# portland



## tober (Aug 8, 2007)

I was just wondering if anybody had and suggestions onpdx


----------



## Rizzo (Aug 9, 2007)

Well ill be there.....you could come kick it with me and my friends......we just hang out and be cool.not much but its something to do....


----------



## tober (Aug 10, 2007)

*Rizzo wrote:*


> Well ill be there.....you could come kick it with me and my friends......we just hang out and be cool.not much but its something to do....

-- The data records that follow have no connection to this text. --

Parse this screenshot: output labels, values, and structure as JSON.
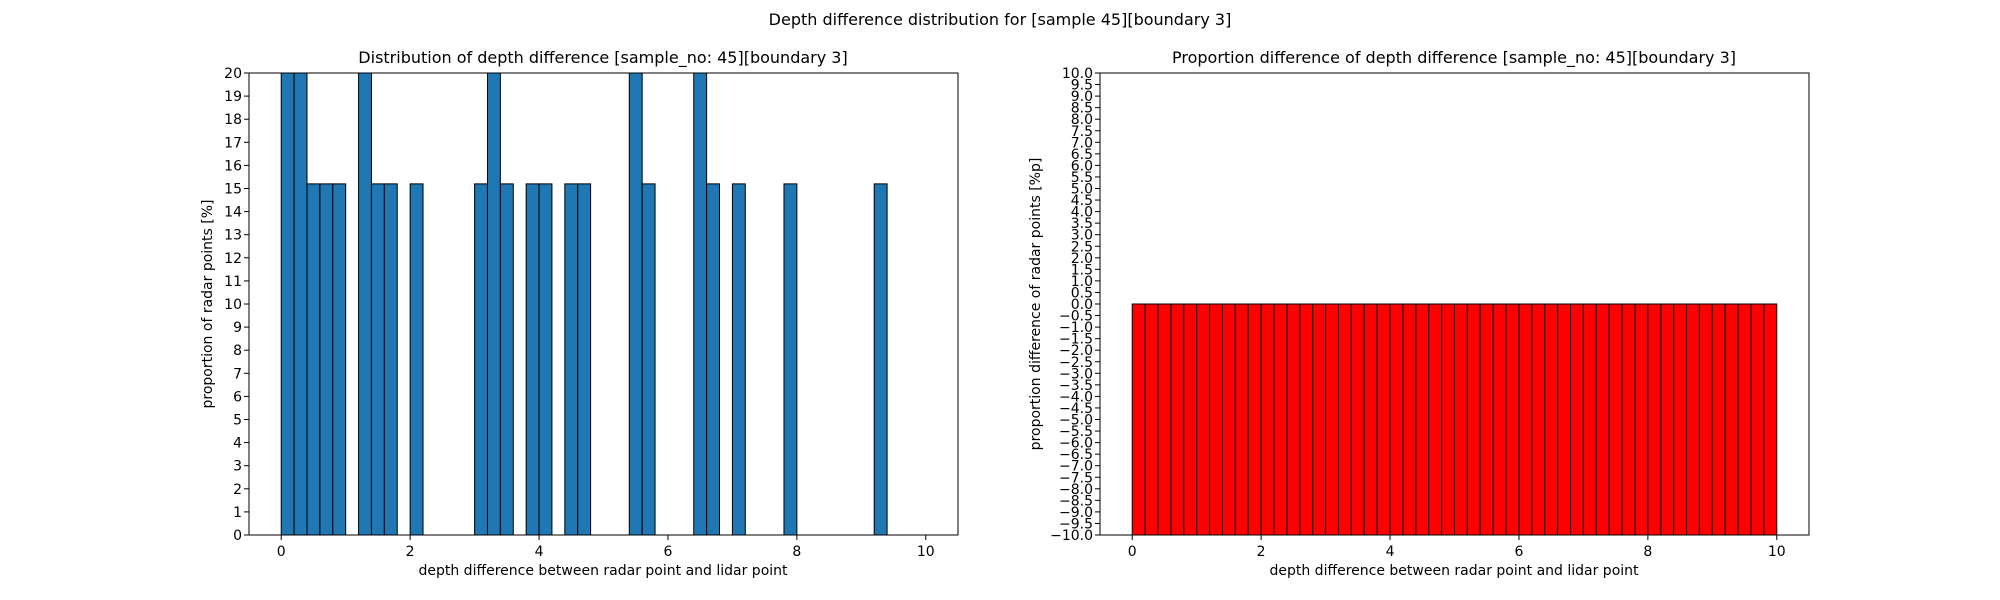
{
  "figure": {
    "suptitle": "Depth difference distribution for [sample 45][boundary 3]"
  },
  "colors": {
    "left_bar": "#1f77b4",
    "right_bar": "#ff0000",
    "edge": "#000000"
  },
  "chart_data": [
    {
      "type": "bar",
      "title": "Distribution of depth difference [sample_no: 45][boundary 3]",
      "xlabel": "depth difference between radar point and lidar point",
      "ylabel": "proportion of radar points [%]",
      "xlim": [
        -0.5,
        10.5
      ],
      "ylim": [
        0,
        20
      ],
      "xticks": [
        0,
        2,
        4,
        6,
        8,
        10
      ],
      "xtick_labels": [
        "0",
        "2",
        "4",
        "6",
        "8",
        "10"
      ],
      "yticks": [
        0,
        1,
        2,
        3,
        4,
        5,
        6,
        7,
        8,
        9,
        10,
        11,
        12,
        13,
        14,
        15,
        16,
        17,
        18,
        19,
        20
      ],
      "ytick_labels": [
        "0",
        "1",
        "2",
        "3",
        "4",
        "5",
        "6",
        "7",
        "8",
        "9",
        "10",
        "11",
        "12",
        "13",
        "14",
        "15",
        "16",
        "17",
        "18",
        "19",
        "20"
      ],
      "bin_width": 0.2,
      "bins": [
        {
          "x0": 0.0,
          "value": 20
        },
        {
          "x0": 0.2,
          "value": 20
        },
        {
          "x0": 0.4,
          "value": 15.2
        },
        {
          "x0": 0.6,
          "value": 15.2
        },
        {
          "x0": 0.8,
          "value": 15.2
        },
        {
          "x0": 1.2,
          "value": 20
        },
        {
          "x0": 1.4,
          "value": 15.2
        },
        {
          "x0": 1.6,
          "value": 15.2
        },
        {
          "x0": 2.0,
          "value": 15.2
        },
        {
          "x0": 3.0,
          "value": 15.2
        },
        {
          "x0": 3.2,
          "value": 20
        },
        {
          "x0": 3.4,
          "value": 15.2
        },
        {
          "x0": 3.8,
          "value": 15.2
        },
        {
          "x0": 4.0,
          "value": 15.2
        },
        {
          "x0": 4.4,
          "value": 15.2
        },
        {
          "x0": 4.6,
          "value": 15.2
        },
        {
          "x0": 5.4,
          "value": 20
        },
        {
          "x0": 5.6,
          "value": 15.2
        },
        {
          "x0": 6.4,
          "value": 20
        },
        {
          "x0": 6.6,
          "value": 15.2
        },
        {
          "x0": 7.0,
          "value": 15.2
        },
        {
          "x0": 7.8,
          "value": 15.2
        },
        {
          "x0": 9.2,
          "value": 15.2
        }
      ]
    },
    {
      "type": "bar",
      "title": "Proportion difference of depth difference [sample_no: 45][boundary 3]",
      "xlabel": "depth difference between radar point and lidar point",
      "ylabel": "proportion difference of radar points [%p]",
      "xlim": [
        -0.5,
        10.5
      ],
      "ylim": [
        -10,
        10
      ],
      "xticks": [
        0,
        2,
        4,
        6,
        8,
        10
      ],
      "xtick_labels": [
        "0",
        "2",
        "4",
        "6",
        "8",
        "10"
      ],
      "yticks": [
        -10,
        -9.5,
        -9,
        -8.5,
        -8,
        -7.5,
        -7,
        -6.5,
        -6,
        -5.5,
        -5,
        -4.5,
        -4,
        -3.5,
        -3,
        -2.5,
        -2,
        -1.5,
        -1,
        -0.5,
        0,
        0.5,
        1,
        1.5,
        2,
        2.5,
        3,
        3.5,
        4,
        4.5,
        5,
        5.5,
        6,
        6.5,
        7,
        7.5,
        8,
        8.5,
        9,
        9.5,
        10
      ],
      "ytick_labels": [
        "−10.0",
        "−9.5",
        "−9.0",
        "−8.5",
        "−8.0",
        "−7.5",
        "−7.0",
        "−6.5",
        "−6.0",
        "−5.5",
        "−5.0",
        "−4.5",
        "−4.0",
        "−3.5",
        "−3.0",
        "−2.5",
        "−2.0",
        "−1.5",
        "−1.0",
        "−0.5",
        "0.0",
        "0.5",
        "1.0",
        "1.5",
        "2.0",
        "2.5",
        "3.0",
        "3.5",
        "4.0",
        "4.5",
        "5.0",
        "5.5",
        "6.0",
        "6.5",
        "7.0",
        "7.5",
        "8.0",
        "8.5",
        "9.0",
        "9.5",
        "10.0"
      ],
      "bin_width": 0.2,
      "bar_range": [
        0,
        10
      ],
      "bar_bottom": -10,
      "bar_top": 0
    }
  ]
}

yea probobly. keep in contact


----------



## tober (Aug 11, 2007)

http://s4.photobucket.com/albums/y149/t ... rtland.jpg


----------



## tober (Aug 19, 2007)

*ArrowInOre wrote:*


> I spent many many years in Portland, if you are going as a tourist, check out the downtown area, but if you plan on escaping for a night out, there are allllll kinds of great places to camp. If you get lost just remember, the river pretty much runs North / South. Have fun Portland is great. Oh and there are all sorts of public transportation there. Check out Powel's Books on Burnside, and across the street is the best fucking pizza ever, Rocco's. $5 should get you a huge slice and a big soda.-A:S



it's only $3.75. they must have lowered the price


----------



## Hoghead Bob (Aug 20, 2007)

*Widerstand wrote:*


> Portland is always filled with riders.



Dude don't bullshit people. I have yet to see a rider in Oregon!


----------